Stefano Gabbana: 'Non voglio essere chiamato gay. Ecco perché'
'Sono biologicamente un maschio. La parola gay è stata inventata da chi ha bisogno di etichettare e io non voglio essere identificato in base alle mie scelte sessuali', sostiene lo stilista
La sua è una presa di posizione che farà discutere ma che sicuramente traccia una nuova strada nell’annoso dibattito sui diritti gay. A cominciare dal fatto che quella parola, “gay”, lo stilista Stefano Gabbana non vuole più sentirla. Almeno non applicata su se stesso, a mo’ di etichetta. “Non voglio essere chiamato gay, perché sono un uomo. Mi sembra incredibile che ancora oggi si usi questo termine: sono biologicamente un maschio: lo stesso vale per una donna, che è una donna punto e basta, al di là di tutto. La parola gay è stata inventata da chi ha bisogno di etichettare e io non voglio essere identificato in base alle mie scelte sessuali”.
Una presa di posizione netta contro il politically-correct a tutti i costi, ma anche contro le stesse associazioni gay. “Ho fatto persino una t-shirt che presto indosserò con la scritta “I am a man, I am not a gay”. Classificare crea solo problemi: cinema-gay, locali-gay, cultura-gay... Ma di cosa stiamo parlando? Il cinema, i libri e la cultura sono di tutti, anche se capisco che le lobby nascono quando c’è bisogno di proteggersi da un clima avvelenato”. E ancora: “Le sigle servono per difendersi ma io non voglio essere protetto da nessuno, perché non ho fatto nulla di male. Sono semplicemente un uomo”.

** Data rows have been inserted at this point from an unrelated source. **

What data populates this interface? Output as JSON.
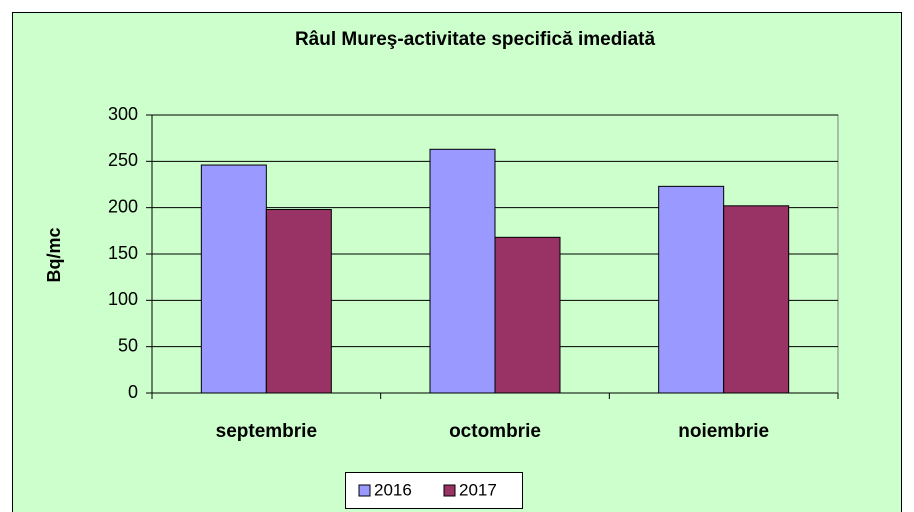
{
  "chart_data": {
    "type": "bar",
    "title": "Râul Mureş-activitate specifică imediată",
    "y_label": "Bq/mc",
    "categories": [
      "septembrie",
      "octombrie",
      "noiembrie"
    ],
    "series": [
      {
        "name": "2016",
        "color": "#9999ff",
        "values": [
          246,
          263,
          223
        ]
      },
      {
        "name": "2017",
        "color": "#993366",
        "values": [
          198,
          168,
          202
        ]
      }
    ],
    "ylim": [
      0,
      300
    ],
    "yticks": [
      0,
      50,
      100,
      150,
      200,
      250,
      300
    ],
    "grid": true,
    "legend": "bottom"
  }
}
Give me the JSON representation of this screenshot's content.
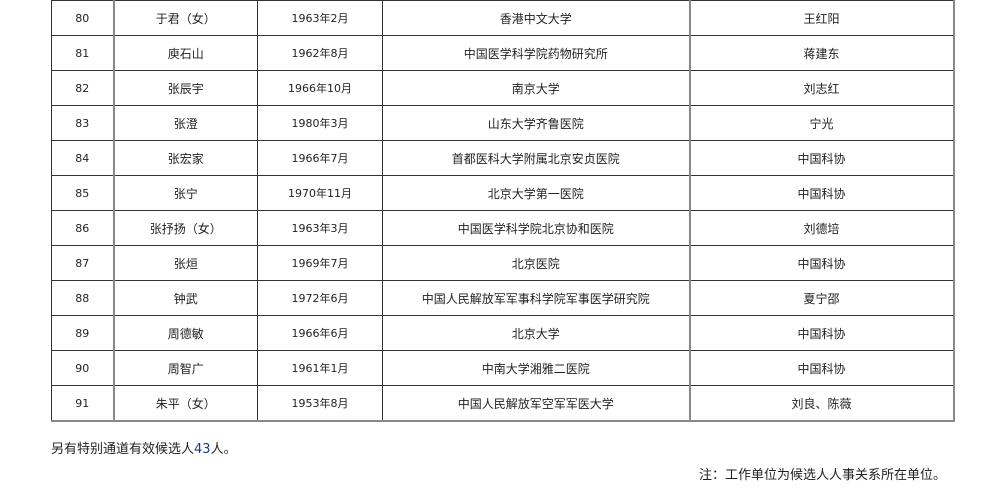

Stefano Gabbana ne parla in un’intervista concessa al Corriere della Sera, in cui racconta di essere sempre stato contrario a chi identifica le persone in base ai gusti sessuali e di aver sempre reagito quando, per strada, veniva apostrofato con l’odioso e offensivo appellativo di “frocio”: “Quando per strada me lo urlavano, io li inseguivo”. E spiega che è giunto alla decisione di rifiutare la parola gay un anno fa: “Ho pensato che essere un personaggio pubblico poteva aiutare a diffondere una nuova cultura, non più basata sui diritti gay, ma sui diritti umani. Prima che gay, etero o bisex siamo esseri umani”.

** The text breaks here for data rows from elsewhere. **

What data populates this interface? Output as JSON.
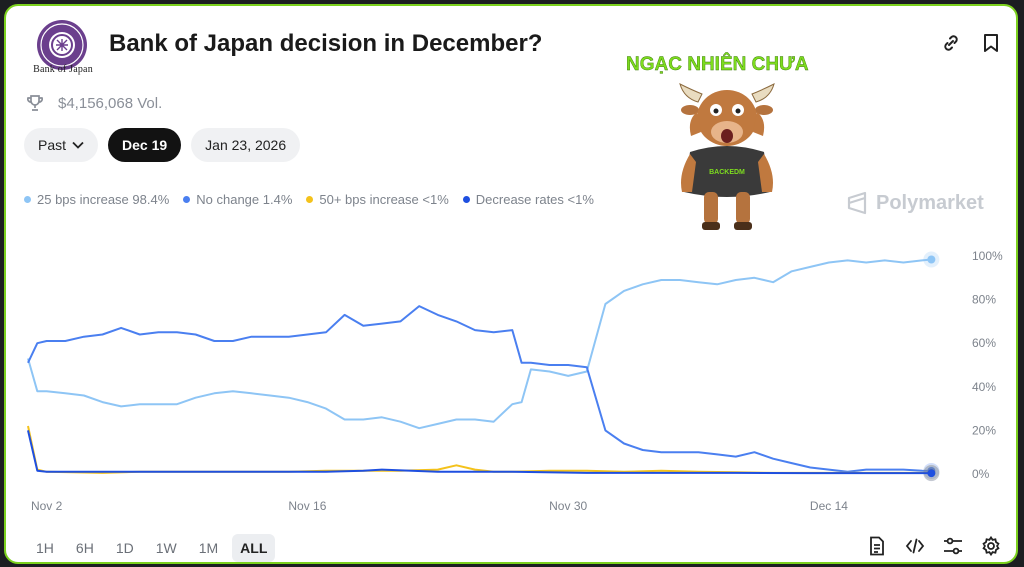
{
  "header": {
    "logo_caption": "Bank of Japan",
    "title": "Bank of Japan decision in December?",
    "volume": "$4,156,068 Vol."
  },
  "pills": [
    {
      "label": "Past",
      "icon": "chevron-down-icon"
    },
    {
      "label": "Dec 19",
      "active": true
    },
    {
      "label": "Jan 23, 2026"
    }
  ],
  "legend": [
    {
      "label": "25 bps increase 98.4%",
      "color": "#8ec5f5"
    },
    {
      "label": "No change 1.4%",
      "color": "#4a7ff0"
    },
    {
      "label": "50+ bps increase <1%",
      "color": "#f4c21b"
    },
    {
      "label": "Decrease rates <1%",
      "color": "#1e4fe0"
    }
  ],
  "watermark": "Polymarket",
  "overlay": {
    "text": "NGẠC NHIÊN CHƯA",
    "shirt_text": "BACKEDM",
    "text_color": "#7ddc1f"
  },
  "ranges": [
    {
      "label": "1H"
    },
    {
      "label": "6H"
    },
    {
      "label": "1D"
    },
    {
      "label": "1W"
    },
    {
      "label": "1M"
    },
    {
      "label": "ALL",
      "active": true
    }
  ],
  "bottom_icons": [
    "document-icon",
    "code-icon",
    "sliders-icon",
    "gear-icon"
  ],
  "chart_data": {
    "type": "line",
    "x_ticks": [
      "Nov 2",
      "Nov 16",
      "Nov 30",
      "Dec 14"
    ],
    "y_ticks": [
      "100%",
      "80%",
      "60%",
      "40%",
      "20%",
      "0%"
    ],
    "ylim": [
      0,
      100
    ],
    "xlim": [
      0,
      49.5
    ],
    "tick_positions": [
      1,
      15,
      29,
      43
    ],
    "grid": false,
    "series": [
      {
        "name": "25 bps increase",
        "color": "#8ec5f5",
        "x": [
          0,
          0.5,
          1,
          2,
          3,
          4,
          5,
          6,
          7,
          8,
          9,
          10,
          11,
          12,
          13,
          14,
          15,
          16,
          17,
          18,
          19,
          20,
          21,
          22,
          23,
          24,
          25,
          26,
          26.5,
          27,
          28,
          29,
          30,
          31,
          32,
          33,
          34,
          35,
          36,
          37,
          38,
          39,
          40,
          41,
          42,
          43,
          44,
          45,
          46,
          47,
          48,
          48.5
        ],
        "y": [
          53,
          38,
          38,
          37,
          36,
          33,
          31,
          32,
          32,
          32,
          35,
          37,
          38,
          37,
          36,
          35,
          33,
          30,
          25,
          25,
          26,
          24,
          21,
          23,
          25,
          25,
          24,
          32,
          33,
          48,
          47,
          45,
          47,
          78,
          84,
          87,
          89,
          89,
          88,
          87,
          89,
          90,
          88,
          93,
          95,
          97,
          98,
          97,
          98,
          97,
          98,
          98.4
        ]
      },
      {
        "name": "No change",
        "color": "#4a7ff0",
        "x": [
          0,
          0.5,
          1,
          2,
          3,
          4,
          5,
          6,
          7,
          8,
          9,
          10,
          11,
          12,
          13,
          14,
          15,
          16,
          17,
          18,
          19,
          20,
          21,
          22,
          23,
          24,
          25,
          26,
          26.5,
          27,
          28,
          29,
          30,
          31,
          32,
          33,
          34,
          35,
          36,
          37,
          38,
          39,
          40,
          41,
          42,
          43,
          44,
          45,
          46,
          47,
          48,
          48.5
        ],
        "y": [
          51,
          60,
          61,
          61,
          63,
          64,
          67,
          64,
          65,
          65,
          64,
          61,
          61,
          63,
          63,
          63,
          64,
          65,
          73,
          68,
          69,
          70,
          77,
          73,
          70,
          66,
          65,
          66,
          51,
          51,
          50,
          50,
          49,
          20,
          14,
          11,
          10,
          10,
          10,
          9,
          8,
          10,
          7,
          5,
          3,
          2,
          1,
          2,
          2,
          2,
          1.5,
          1.4
        ]
      },
      {
        "name": "50+ bps increase",
        "color": "#f4c21b",
        "x": [
          0,
          0.5,
          1,
          4,
          6,
          10,
          14,
          16,
          20,
          22,
          23,
          24,
          25,
          26,
          28,
          30,
          32,
          34,
          36,
          38,
          40,
          44,
          48,
          48.5
        ],
        "y": [
          22,
          2,
          1,
          0.5,
          1,
          1,
          1,
          1.5,
          1.5,
          2,
          4,
          2,
          1,
          1,
          1.5,
          1.5,
          1,
          1.5,
          1,
          0.8,
          0.5,
          0.5,
          0.5,
          0.5
        ]
      },
      {
        "name": "Decrease rates",
        "color": "#1e4fe0",
        "x": [
          0,
          0.5,
          1,
          4,
          8,
          12,
          16,
          18,
          19,
          22,
          26,
          30,
          34,
          38,
          42,
          46,
          48,
          48.5
        ],
        "y": [
          20,
          1.5,
          1,
          1,
          1,
          1,
          1,
          1.5,
          2,
          1,
          1,
          0.5,
          0.5,
          0.5,
          0.4,
          0.4,
          0.4,
          0.4
        ]
      }
    ]
  }
}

Naturalmente la strada sul riconoscimento dei diritti umani è ancora lunga. Ed è lo stesso Stefano Gabbana a ricordare che tutt’oggi, a distanza da molti anni dall’outing di coppia fatto con Domenico Dolce, al quale è stato sentimentalmente legato per 20 anni, si sente discriminato: “Qualcuno invece di Stefano Gabbana mi chiama Gabbana-Gay. Per fortuna i miei problemi li ho superati quando ero più giovane. Ma non tutti hanno la fortuna di essere famosi, lavorare nella moda e vivere a Milano: c’è gente che abita in centri piccoli, presa in giro di continuo”.

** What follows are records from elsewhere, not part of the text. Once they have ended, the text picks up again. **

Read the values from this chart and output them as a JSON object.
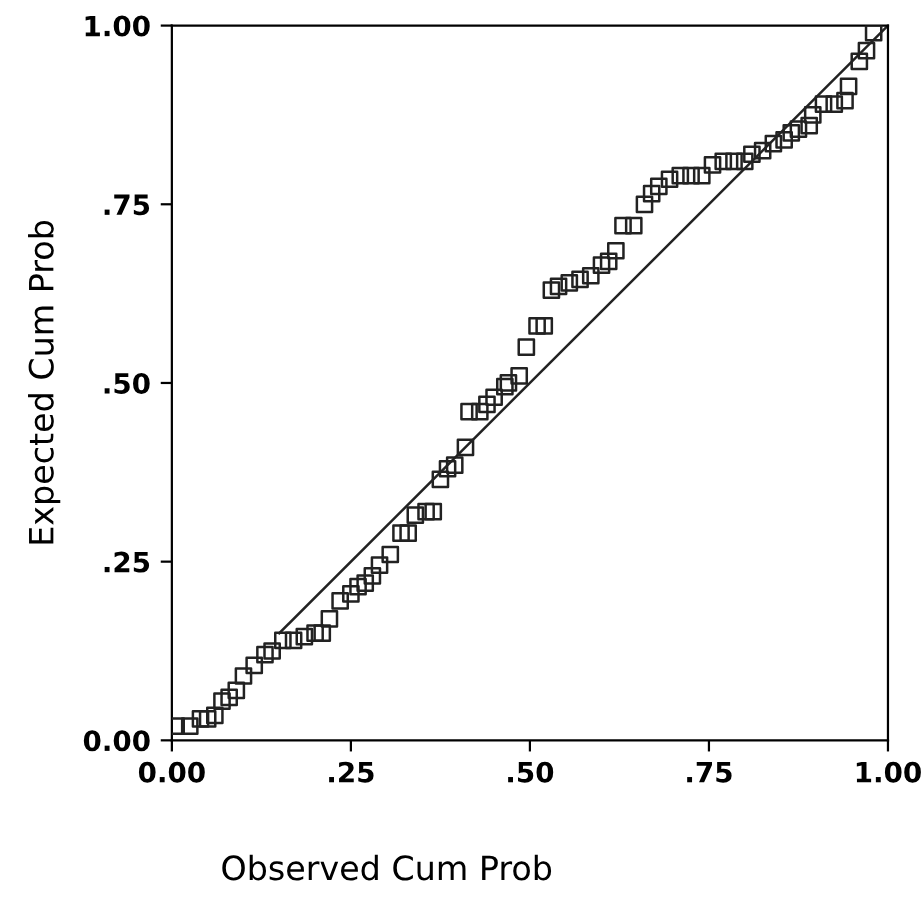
{
  "chart_data": {
    "type": "scatter",
    "xlabel": "Observed Cum Prob",
    "ylabel": "Expected Cum Prob",
    "xlim": [
      0,
      1
    ],
    "ylim": [
      0,
      1
    ],
    "xticks": [
      {
        "value": 0,
        "label": "0.00"
      },
      {
        "value": 0.25,
        "label": ".25"
      },
      {
        "value": 0.5,
        "label": ".50"
      },
      {
        "value": 0.75,
        "label": ".75"
      },
      {
        "value": 1,
        "label": "1.00"
      }
    ],
    "yticks": [
      {
        "value": 0,
        "label": "0.00"
      },
      {
        "value": 0.25,
        "label": ".25"
      },
      {
        "value": 0.5,
        "label": ".50"
      },
      {
        "value": 0.75,
        "label": ".75"
      },
      {
        "value": 1,
        "label": "1.00"
      }
    ],
    "marker": "square",
    "grid": false,
    "legend": false,
    "series": [
      {
        "color": "#222222",
        "x": [
          0.006,
          0.025,
          0.04,
          0.05,
          0.06,
          0.07,
          0.08,
          0.09,
          0.1,
          0.115,
          0.13,
          0.14,
          0.155,
          0.17,
          0.185,
          0.2,
          0.21,
          0.22,
          0.235,
          0.25,
          0.26,
          0.27,
          0.28,
          0.29,
          0.305,
          0.32,
          0.33,
          0.34,
          0.355,
          0.365,
          0.375,
          0.385,
          0.395,
          0.41,
          0.415,
          0.43,
          0.44,
          0.45,
          0.465,
          0.47,
          0.485,
          0.495,
          0.51,
          0.52,
          0.53,
          0.54,
          0.555,
          0.57,
          0.585,
          0.6,
          0.61,
          0.62,
          0.63,
          0.645,
          0.66,
          0.67,
          0.68,
          0.695,
          0.71,
          0.725,
          0.74,
          0.755,
          0.77,
          0.785,
          0.8,
          0.81,
          0.825,
          0.84,
          0.855,
          0.865,
          0.875,
          0.89,
          0.895,
          0.91,
          0.925,
          0.94,
          0.945,
          0.96,
          0.97,
          0.98
        ],
        "values": [
          0.02,
          0.02,
          0.03,
          0.03,
          0.035,
          0.055,
          0.06,
          0.07,
          0.09,
          0.105,
          0.12,
          0.125,
          0.14,
          0.14,
          0.145,
          0.15,
          0.15,
          0.17,
          0.195,
          0.205,
          0.215,
          0.22,
          0.23,
          0.245,
          0.26,
          0.29,
          0.29,
          0.315,
          0.32,
          0.32,
          0.365,
          0.38,
          0.385,
          0.41,
          0.46,
          0.46,
          0.47,
          0.48,
          0.495,
          0.5,
          0.51,
          0.55,
          0.58,
          0.58,
          0.63,
          0.635,
          0.64,
          0.645,
          0.65,
          0.665,
          0.67,
          0.685,
          0.72,
          0.72,
          0.75,
          0.765,
          0.775,
          0.785,
          0.79,
          0.79,
          0.79,
          0.805,
          0.81,
          0.81,
          0.81,
          0.82,
          0.825,
          0.835,
          0.84,
          0.85,
          0.855,
          0.86,
          0.875,
          0.89,
          0.89,
          0.895,
          0.915,
          0.95,
          0.965,
          0.99
        ]
      },
      {
        "type": "line",
        "color": "#222222",
        "marker": "none",
        "line_style": "solid",
        "x": [
          0.15,
          1.0
        ],
        "values": [
          0.15,
          1.0
        ]
      }
    ]
  }
}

Non è la prima volta che lo stilista si scontra con le associazioni gay. Nel marzo del 2015 un servizio di copertina del settimanale Panorama dedicato a lui, a Domenico Dolce e alla loro visione di famiglia fece scalpore a livello mondiale. I due stilisti in quell’occasione affermarono che la famiglia è quella “in cui hai un padre e una madre” e si dichiararono contrari “ai figli della chimica, ai bambini sintetici e agli uteri in affitto scelti su un catalogo”. In quell’occasione furono in tanti, tra cui il cantante Elton John, a gridare allo scandalo e a organizzare un vero e proprio boicottaggio del marchio Dolce&Gabbana. Lui stesso ricorda che quando scoppiò quella polemica “i siti che si occupano di difendere i diritti degli omosessuali furono i primi a dirci: “fate schifo”. Anche per questo sono contro le lobby”. E rilancia ancora una volta: “Il matrimonio? Non ci credo, soprattutto in quello in Chiesa. Sono cattolico e mi chiedo: come faccio a giurare davanti a Dio che quel sentimento durerà tutta la vita? Ora diranno che sono anche contro le unioni, ma non è così. Però io non mi sposerei”.